Maybe the old woman had conjured up a platoon of beavers. Chisel-tooth Construction Company. No job too big or too small. We work while you sleep.
She decided not to look too closely at the cut ends of the stalks. There might be toothmarks.
She dripped wax to secure the candle to a window sill and sat down, back against the wall. Well, here I am—wherever here is.
Loneliness flooded in to fill the silence. And longing. And fear.
Oh, God, please let Gwen be all right.
The fear rose and expanded in her like yeast. It traveled outward from her heart and filled her legs, her arms, her mind. She saw Gwen broken, dead, her body crushed, her clothing torn, and blood... so much blood.
She tried to push around the fear, to sense what was true. To get behind the picture with a clear mind.
But fear held tight.
I'm never going to see her again.
Never.
Don't give in to this, she told herself roughly. The truth is, nothing is definite.
I'm never going to hold her again.
You have to fight. Don't let it take your strength.
The one person in my life who ever made me feel understood, and we only had five months together.
I never loved anyone the way I loved her.
Stop! Someone's putting those thoughts in your head. You can control it.
She thought of advice Dr. Ed
ith Kesselbaum had given her once. "Turn your emotion into a person. Sit down and talk to it. Ask it what it wants from you. And don't you dare tell anyone I told you this. If the insurance company finds out I'm handing out New Age advice, my malpractice rates will skyrocket."
Stoner closed her eyes and tried to make a Fear person.
It turned out to be huge, mean, clumsy, and hairy, and said its name was Kurt. It said it liked to see her cringe. It said it liked to trample her into the ground and turn her into a spot of grease. It said it liked to be In Charge. It said it was going to get inside her and stay there. It said...
She asked if they could make a deal.
Kurt said no deals.
She pointed out that he was merely a psychological exercise.
Kurt said he didn't give a shit.
She threatened to send a small, yappy dog with tiny sharp teeth to nip at him and drive him crazy forever.
He said if that was the best she could do, she might as well pack it in.
Okay, asshole, she thought. Okay, hang around, see if I care.
She heard Edith Kesselbaum's voice telling her this wasn't what she had in mind, exactly. What she had in mind, exactly, Stoner, if you don't object to a teeny suggestion, is that you try to make friends with this person.

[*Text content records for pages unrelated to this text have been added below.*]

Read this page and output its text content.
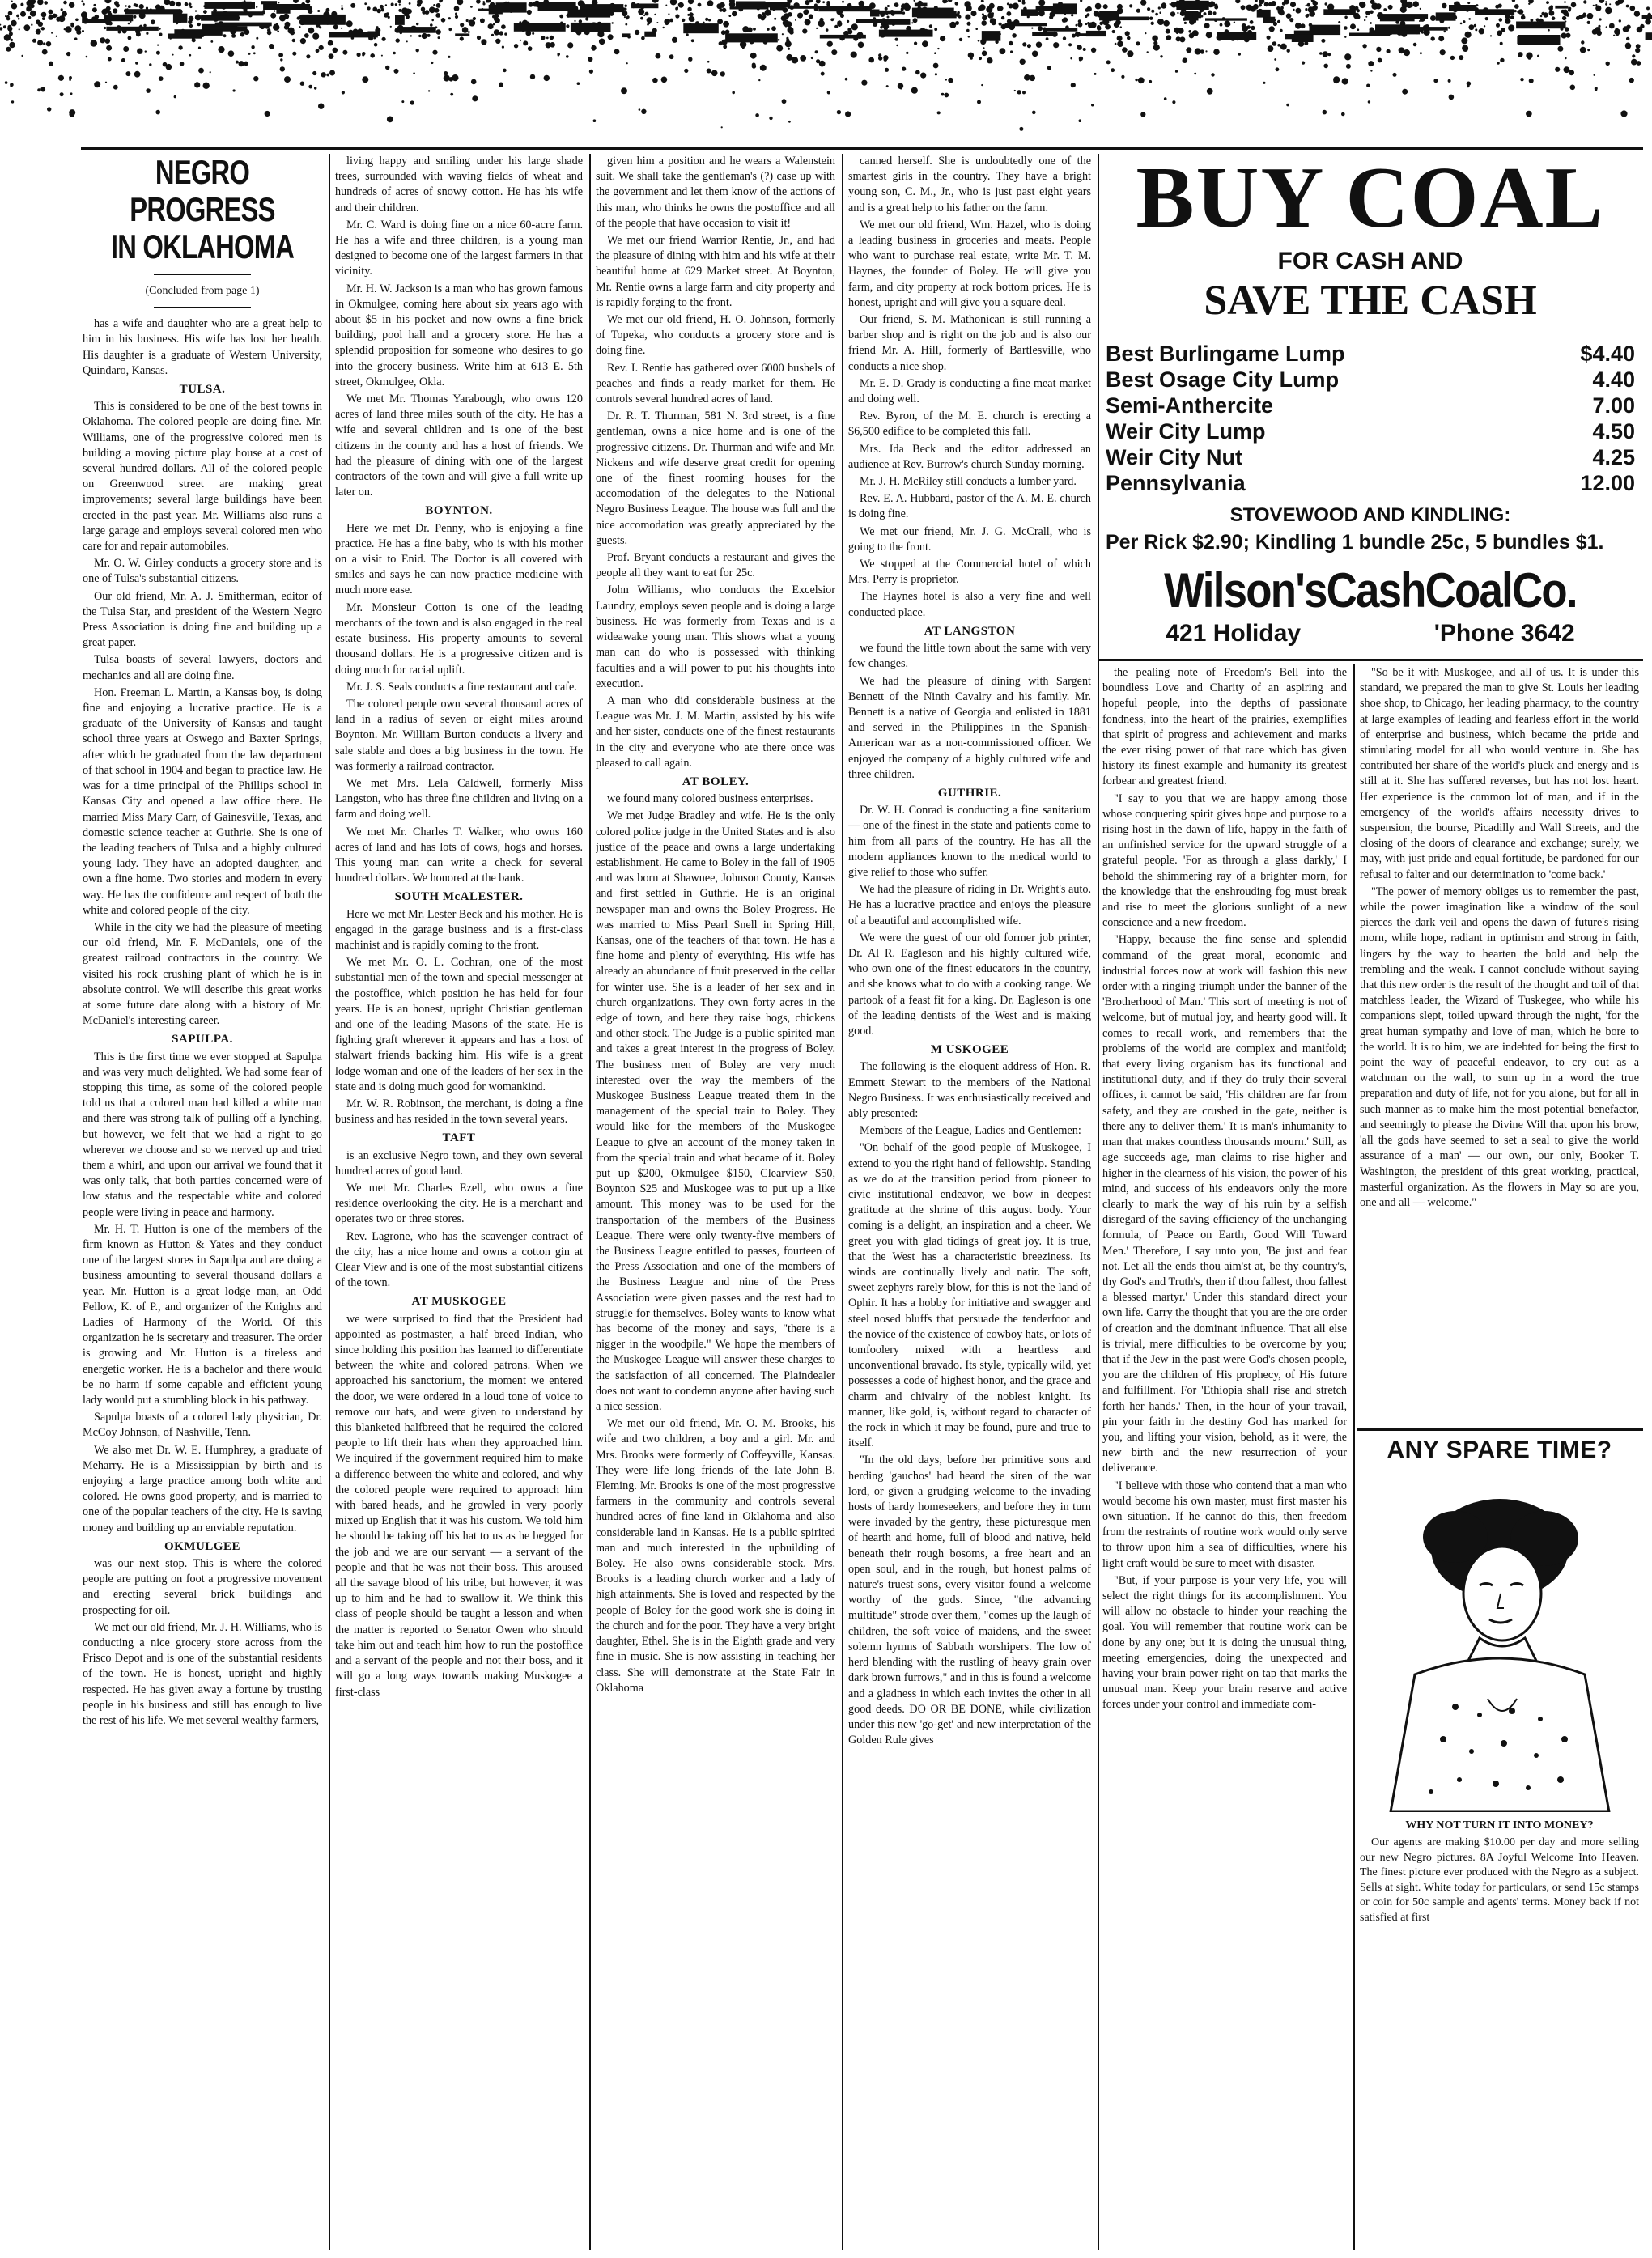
NEGRO PROGRESS
IN OKLAHOMA
(Concluded from page 1)

has a wife and daughter who are a great help to him in his business. His wife has lost her health. His daughter is a graduate of Western University, Quindaro, Kansas.

TULSA.

This is considered to be one of the best towns in Oklahoma. The colored people are doing fine. Mr. Williams, one of the progressive colored men is building a moving picture play house at a cost of several hundred dollars. All of the colored people on Greenwood street are making great improvements; several large buildings have been erected in the past year. Mr. Williams also runs a large garage and employs several colored men who care for and repair automobiles.

Mr. O. W. Girley conducts a grocery store and is one of Tulsa's substantial citizens.

Our old friend, Mr. A. J. Smitherman, editor of the Tulsa Star, and president of the Western Negro Press Association is doing fine and building up a great paper.

Tulsa boasts of several lawyers, doctors and mechanics and all are doing fine.

Hon. Freeman L. Martin, a Kansas boy, is doing fine and enjoying a lucrative practice. He is a graduate of the University of Kansas and taught school three years at Oswego and Baxter Springs, after which he graduated from the law department of that school in 1904 and began to practice law. He was for a time principal of the Phillips school in Kansas City and opened a law office there. He married Miss Mary Carr, of Gainesville, Texas, and domestic science teacher at Guthrie. She is one of the leading teachers of Tulsa and a highly cultured young lady. They have an adopted daughter, and own a fine home. Two stories and modern in every way. He has the confidence and respect of both the white and colored people of the city.

While in the city we had the pleasure of meeting our old friend, Mr. F. McDaniels, one of the greatest railroad contractors in the country. We visited his rock crushing plant of which he is in absolute control. We will describe this great works at some future date along with a history of Mr. McDaniel's interesting career.

SAPULPA.

This is the first time we ever stopped at Sapulpa and was very much delighted. We had some fear of stopping this time, as some of the colored people told us that a colored man had killed a white man and there was strong talk of pulling off a lynching, but however, we felt that we had a right to go wherever we choose and so we nerved up and tried them a whirl, and upon our arrival we found that it was only talk, that both parties concerned were of low status and the respectable white and colored people were living in peace and harmony.

Mr. H. T. Hutton is one of the members of the firm known as Hutton & Yates and they conduct one of the largest stores in Sapulpa and are doing a business amounting to several thousand dollars a year. Mr. Hutton is a great lodge man, an Odd Fellow, K. of P., and organizer of the Knights and Ladies of Harmony of the World. Of this organization he is secretary and treasurer. The order is growing and Mr. Hutton is a tireless and energetic worker. He is a bachelor and there would be no harm if some capable and efficient young lady would put a stumbling block in his pathway.

Sapulpa boasts of a colored lady physician, Dr. McCoy Johnson, of Nashville, Tenn.

We also met Dr. W. E. Humphrey, a graduate of Meharry. He is a Mississippian by birth and is enjoying a large practice among both white and colored. He owns good property, and is married to one of the popular teachers of the city. He is saving money and building up an enviable reputation.

OKMULGEE

was our next stop. This is where the colored people are putting on foot a progressive movement and erecting several brick buildings and prospecting for oil.

We met our old friend, Mr. J. H. Williams, who is conducting a nice grocery store across from the Frisco Depot and is one of the substantial residents of the town. He is honest, upright and highly respected. He has given away a fortune by trusting people in his business and still has enough to live the rest of his life. We met several wealthy farmers,

living happy and smiling under his large shade trees, surrounded with waving fields of wheat and hundreds of acres of snowy cotton. He has his wife and their children.

Mr. C. Ward is doing fine on a nice 60-acre farm. He has a wife and three children, is a young man designed to become one of the largest farmers in that vicinity.

Mr. H. W. Jackson is a man who has grown famous in Okmulgee, coming here about six years ago with about $5 in his pocket and now owns a fine brick building, pool hall and a grocery store. He has a splendid proposition for someone who desires to go into the grocery business. Write him at 613 E. 5th street, Okmulgee, Okla.

We met Mr. Thomas Yarabough, who owns 120 acres of land three miles south of the city. He has a wife and several children and is one of the best citizens in the county and has a host of friends. We had the pleasure of dining with one of the largest contractors of the town and will give a full write up later on.

BOYNTON.

Here we met Dr. Penny, who is enjoying a fine practice. He has a fine baby, who is with his mother on a visit to Enid. The Doctor is all covered with smiles and says he can now practice medicine with much more ease.

Mr. Monsieur Cotton is one of the leading merchants of the town and is also engaged in the real estate business. His property amounts to several thousand dollars. He is a progressive citizen and is doing much for racial uplift.

Mr. J. S. Seals conducts a fine restaurant and cafe.

The colored people own several thousand acres of land in a radius of seven or eight miles around Boynton. Mr. William Burton conducts a livery and sale stable and does a big business in the town. He was formerly a railroad contractor.

We met Mrs. Lela Caldwell, formerly Miss Langston, who has three fine children and living on a farm and doing well.

We met Mr. Charles T. Walker, who owns 160 acres of land and has lots of cows, hogs and horses. This young man can write a check for several hundred dollars. We honored at the bank.

SOUTH McALESTER.

Here we met Mr. Lester Beck and his mother. He is engaged in the garage business and is a first-class machinist and is rapidly coming to the front.

We met Mr. O. L. Cochran, one of the most substantial men of the town and special messenger at the postoffice, which position he has held for four years. He is an honest, upright Christian gentleman and one of the leading Masons of the state. He is fighting graft wherever it appears and has a host of stalwart friends backing him. His wife is a great lodge woman and one of the leaders of her sex in the state and is doing much good for womankind.

Mr. W. R. Robinson, the merchant, is doing a fine business and has resided in the town several years.

TAFT

is an exclusive Negro town, and they own several hundred acres of good land.

We met Mr. Charles Ezell, who owns a fine residence overlooking the city. He is a merchant and operates two or three stores.

Rev. Lagrone, who has the scavenger contract of the city, has a nice home and owns a cotton gin at Clear View and is one of the most substantial citizens of the town.

AT MUSKOGEE

we were surprised to find that the President had appointed as postmaster, a half breed Indian, who since holding this position has learned to differentiate between the white and colored patrons. When we approached his sanctorium, the moment we entered the door, we were ordered in a loud tone of voice to remove our hats, and were given to understand by this blanketed halfbreed that he required the colored people to lift their hats when they approached him. We inquired if the government required him to make a difference between the white and colored, and why the colored people were required to approach him with bared heads, and he growled in very poorly mixed up English that it was his custom. We told him he should be taking off his hat to us as he begged for the job and we are our servant — a servant of the people and that he was not their boss. This aroused all the savage blood of his tribe, but however, it was up to him and he had to swallow it. We think this class of people should be taught a lesson and when the matter is reported to Senator Owen who should take him out and teach him how to run the postoffice and a servant of the people and not their boss, and it will go a long ways towards making Muskogee a first-class

given him a position and he wears a Walenstein suit. We shall take the gentleman's (?) case up with the government and let them know of the actions of this man, who thinks he owns the postoffice and all of the people that have occasion to visit it!

We met our friend Warrior Rentie, Jr., and had the pleasure of dining with him and his wife at their beautiful home at 629 Market street. At Boynton, Mr. Rentie owns a large farm and city property and is rapidly forging to the front.

We met our old friend, H. O. Johnson, formerly of Topeka, who conducts a grocery store and is doing fine.

Rev. I. Rentie has gathered over 6000 bushels of peaches and finds a ready market for them. He controls several hundred acres of land.

Dr. R. T. Thurman, 581 N. 3rd street, is a fine gentleman, owns a nice home and is one of the progressive citizens. Dr. Thurman and wife and Mr. Nickens and wife deserve great credit for opening one of the finest rooming houses for the accomodation of the delegates to the National Negro Business League. The house was full and the nice accomodation was greatly appreciated by the guests.

Prof. Bryant conducts a restaurant and gives the people all they want to eat for 25c.

John Williams, who conducts the Excelsior Laundry, employs seven people and is doing a large business. He was formerly from Texas and is a wideawake young man. This shows what a young man can do who is possessed with thinking faculties and a will power to put his thoughts into execution.

A man who did considerable business at the League was Mr. J. M. Martin, assisted by his wife and her sister, conducts one of the finest restaurants in the city and everyone who ate there once was pleased to call again.

AT BOLEY.

we found many colored business enterprises.

We met Judge Bradley and wife. He is the only colored police judge in the United States and is also justice of the peace and owns a large undertaking establishment. He came to Boley in the fall of 1905 and was born at Shawnee, Johnson County, Kansas and first settled in Guthrie. He is an original newspaper man and owns the Boley Progress. He was married to Miss Pearl Snell in Spring Hill, Kansas, one of the teachers of that town. He has a fine home and plenty of everything. His wife has already an abundance of fruit preserved in the cellar for winter use. She is a leader of her sex and in church organizations. They own forty acres in the edge of town, and here they raise hogs, chickens and other stock. The Judge is a public spirited man and takes a great interest in the progress of Boley. The business men of Boley are very much interested over the way the members of the Muskogee Business League treated them in the management of the special train to Boley. They would like for the members of the Muskogee League to give an account of the money taken in from the special train and what became of it. Boley put up $200, Okmulgee $150, Clearview $50, Boynton $25 and Muskogee was to put up a like amount. This money was to be used for the transportation of the members of the Business League. There were only twenty-five members of the Business League entitled to passes, fourteen of the Press Association and one of the members of the Business League and nine of the Press Association were given passes and the rest had to struggle for themselves. Boley wants to know what has become of the money and says, "there is a nigger in the woodpile." We hope the members of the Muskogee League will answer these charges to the satisfaction of all concerned. The Plaindealer does not want to condemn anyone after having such a nice session.

We met our old friend, Mr. O. M. Brooks, his wife and two children, a boy and a girl. Mr. and Mrs. Brooks were formerly of Coffeyville, Kansas. They were life long friends of the late John B. Fleming. Mr. Brooks is one of the most progressive farmers in the community and controls several hundred acres of fine land in Oklahoma and also considerable land in Kansas. He is a public spirited man and much interested in the upbuilding of Boley. He also owns considerable stock. Mrs. Brooks is a leading church worker and a lady of high attainments. She is loved and respected by the people of Boley for the good work she is doing in the church and for the poor. They have a very bright daughter, Ethel. She is in the Eighth grade and very fine in music. She is now assisting in teaching her class. She will demonstrate at the State Fair in Oklahoma

canned herself. She is undoubtedly one of the smartest girls in the country. They have a bright young son, C. M., Jr., who is just past eight years and is a great help to his father on the farm.

We met our old friend, Wm. Hazel, who is doing a leading business in groceries and meats. People who want to purchase real estate, write Mr. T. M. Haynes, the founder of Boley. He will give you farm, and city property at rock bottom prices. He is honest, upright and will give you a square deal.

Our friend, S. M. Mathonican is still running a barber shop and is right on the job and is also our friend Mr. A. Hill, formerly of Bartlesville, who conducts a nice shop.

Mr. E. D. Grady is conducting a fine meat market and doing well.

Rev. Byron, of the M. E. church is erecting a $6,500 edifice to be completed this fall.

Mrs. Ida Beck and the editor addressed an audience at Rev. Burrow's church Sunday morning.

Mr. J. H. McRiley still conducts a lumber yard.

Rev. E. A. Hubbard, pastor of the A. M. E. church is doing fine.

We met our friend, Mr. J. G. McCrall, who is going to the front.

We stopped at the Commercial hotel of which Mrs. Perry is proprietor.

The Haynes hotel is also a very fine and well conducted place.

AT LANGSTON

we found the little town about the same with very few changes.

We had the pleasure of dining with Sargent Bennett of the Ninth Cavalry and his family. Mr. Bennett is a native of Georgia and enlisted in 1881 and served in the Philippines in the Spanish-American war as a non-commissioned officer. We enjoyed the company of a highly cultured wife and three children.

GUTHRIE.

Dr. W. H. Conrad is conducting a fine sanitarium — one of the finest in the state and patients come to him from all parts of the country. He has all the modern appliances known to the medical world to give relief to those who suffer.

We had the pleasure of riding in Dr. Wright's auto. He has a lucrative practice and enjoys the pleasure of a beautiful and accomplished wife.

We were the guest of our old former job printer, Dr. Al R. Eagleson and his highly cultured wife, who own one of the finest educators in the country, and she knows what to do with a cooking range. We partook of a feast fit for a king. Dr. Eagleson is one of the leading dentists of the West and is making good.

M USKOGEE

The following is the eloquent address of Hon. R. Emmett Stewart to the members of the National Negro Business. It was enthusiastically received and ably presented:

Members of the League, Ladies and Gentlemen:

"On behalf of the good people of Muskogee, I extend to you the right hand of fellowship. Standing as we do at the transition period from pioneer to civic institutional endeavor, we bow in deepest gratitude at the shrine of this august body. Your coming is a delight, an inspiration and a cheer. We greet you with glad tidings of great joy. It is true, that the West has a characteristic breeziness. Its winds are continually lively and natir. The soft, sweet zephyrs rarely blow, for this is not the land of Ophir. It has a hobby for initiative and swagger and steel nosed bluffs that persuade the tenderfoot and the novice of the existence of cowboy hats, or lots of tomfoolery mixed with a heartless and unconventional bravado. Its style, typically wild, yet possesses a code of highest honor, and the grace and charm and chivalry of the noblest knight. Its manner, like gold, is, without regard to character of the rock in which it may be found, pure and true to itself.

"In the old days, before her primitive sons and herding 'gauchos' had heard the siren of the war lord, or given a grudging welcome to the invading hosts of hardy homeseekers, and before they in turn were invaded by the gentry, these picturesque men of hearth and home, full of blood and native, held beneath their rough bosoms, a free heart and an open soul, and in the rough, but honest palms of nature's truest sons, every visitor found a welcome worthy of the gods. Since, "the advancing multitude" strode over them, "comes up the laugh of children, the soft voice of maidens, and the sweet solemn hymns of Sabbath worshipers. The low of herd blending with the rustling of heavy grain over dark brown furrows," and in this is found a welcome and a gladness in which each invites the other in all good deeds. DO OR BE DONE, while civilization under this new 'go-get' and new interpretation of the Golden Rule gives

BUY COAL
FOR CASH AND
SAVE THE CASH
Best Burlingame Lump	$4.40
Best Osage City Lump	4.40
Semi-Anthercite	7.00
Weir City Lump	4.50
Weir City Nut	4.25
Pennsylvania	12.00
STOVEWOOD AND KINDLING:
Per Rick $2.90; Kindling 1 bundle 25c, 5 bundles $1.
Wilson'sCashCoalCo.
421 Holiday	'Phone 3642

the pealing note of Freedom's Bell into the boundless Love and Charity of an aspiring and hopeful people, into the depths of passionate fondness, into the heart of the prairies, exemplifies that spirit of progress and achievement and marks the ever rising power of that race which has given history its finest example and humanity its greatest forbear and greatest friend.

"I say to you that we are happy among those whose conquering spirit gives hope and purpose to a rising host in the dawn of life, happy in the faith of an unfinished service for the upward struggle of a grateful people. 'For as through a glass darkly,' I behold the shimmering ray of a brighter morn, for the knowledge that the enshrouding fog must break and rise to meet the glorious sunlight of a new conscience and a new freedom.

"Happy, because the fine sense and splendid command of the great moral, economic and industrial forces now at work will fashion this new order with a ringing triumph under the banner of the 'Brotherhood of Man.' This sort of meeting is not of welcome, but of mutual joy, and hearty good will. It comes to recall work, and remembers that the problems of the world are complex and manifold; that every living organism has its functional and institutional duty, and if they do truly their several offices, it cannot be said, 'His children are far from safety, and they are crushed in the gate, neither is there any to deliver them.' It is man's inhumanity to man that makes countless thousands mourn.' Still, as age succeeds age, man claims to rise higher and higher in the clearness of his vision, the power of his mind, and success of his endeavors only the more clearly to mark the way of his ruin by a selfish disregard of the saving efficiency of the unchanging formula, of 'Peace on Earth, Good Will Toward Men.' Therefore, I say unto you, 'Be just and fear not. Let all the ends thou aim'st at, be thy country's, thy God's and Truth's, then if thou fallest, thou fallest a blessed martyr.' Under this standard direct your own life. Carry the thought that you are the ore order of creation and the dominant influence. That all else is trivial, mere difficulties to be overcome by you; that if the Jew in the past were God's chosen people, you are the children of His prophecy, of His future and fulfillment. For 'Ethiopia shall rise and stretch forth her hands.' Then, in the hour of your travail, pin your faith in the destiny God has marked for you, and lifting your vision, behold, as it were, the new birth and the new resurrection of your deliverance.

"I believe with those who contend that a man who would become his own master, must first master his own situation. If he cannot do this, then freedom from the restraints of routine work would only serve to throw upon him a sea of difficulties, where his light craft would be sure to meet with disaster.

"But, if your purpose is your very life, you will select the right things for its accomplishment. You will allow no obstacle to hinder your reaching the goal. You will remember that routine work can be done by any one; but it is doing the unusual thing, meeting emergencies, doing the unexpected and having your brain power right on tap that marks the unusual man. Keep your brain reserve and active forces under your control and immediate com-

"So be it with Muskogee, and all of us. It is under this standard, we prepared the man to give St. Louis her leading shoe shop, to Chicago, her leading pharmacy, to the country at large examples of leading and fearless effort in the world of enterprise and business, which became the pride and stimulating model for all who would venture in. She has contributed her share of the world's pluck and energy and is still at it. She has suffered reverses, but has not lost heart. Her experience is the common lot of man, and if in the emergency of the world's affairs necessity drives to suspension, the bourse, Picadilly and Wall Streets, and the closing of the doors of clearance and exchange; surely, we may, with just pride and equal fortitude, be pardoned for our refusal to falter and our determination to 'come back.'

"The power of memory obliges us to remember the past, while the power imagination like a window of the soul pierces the dark veil and opens the dawn of future's rising morn, while hope, radiant in optimism and strong in faith, lingers by the way to hearten the bold and help the trembling and the weak. I cannot conclude without saying that this new order is the result of the thought and toil of that matchless leader, the Wizard of Tuskegee, who while his companions slept, toiled upward through the night, 'for the great human sympathy and love of man, which he bore to the world. It is to him, we are indebted for being the first to point the way of peaceful endeavor, to cry out as a watchman on the wall, to sum up in a word the true preparation and duty of life, not for you alone, but for all in such manner as to make him the most potential benefactor, and seemingly to please the Divine Will that upon his brow, 'all the gods have seemed to set a seal to give the world assurance of a man' — our own, our only, Booker T. Washington, the president of this great working, practical, masterful organization. As the flowers in May so are you, one and all — welcome."

ANY SPARE TIME?
WHY NOT TURN IT INTO MONEY?

Our agents are making $10.00 per day and more selling our new Negro pictures. 8A Joyful Welcome Into Heaven. The finest picture ever produced with the Negro as a subject. Sells at sight. White today for particulars, or send 15c stamps or coin for 50c sample and agents' terms. Money back if not satisfied at first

Hey, Kurt, wanna make friends?
Kurt roared a laugh drenched in halitosis.
Sorry, Edith, he's not interested.
Nonsense. Everybody wants a friend, it's human nature.
What say, Kurt? That true?
He laughed again, and the ground trembled.
This one can't be helped, Edith. I think what we have here is your basic psychopath.
Anti-social personality, Edith said. The terminology's been updated.
Right.
She turned back to Kurt. Buzz off, buzzard-breath.
He roared and beat his chest and started toward her.
The energy-knot in her stomach began to glow. She concentrated on the warmth, on gathering it and sending it toward him. She breathed deeply, pulling energy from the air, building a shining gold cord that reached out...
Kurt took a step backward.
She kept on sending.
He backed up a little more.
Okay, she thought as she held him at bay, let's see if Gwen can slip through.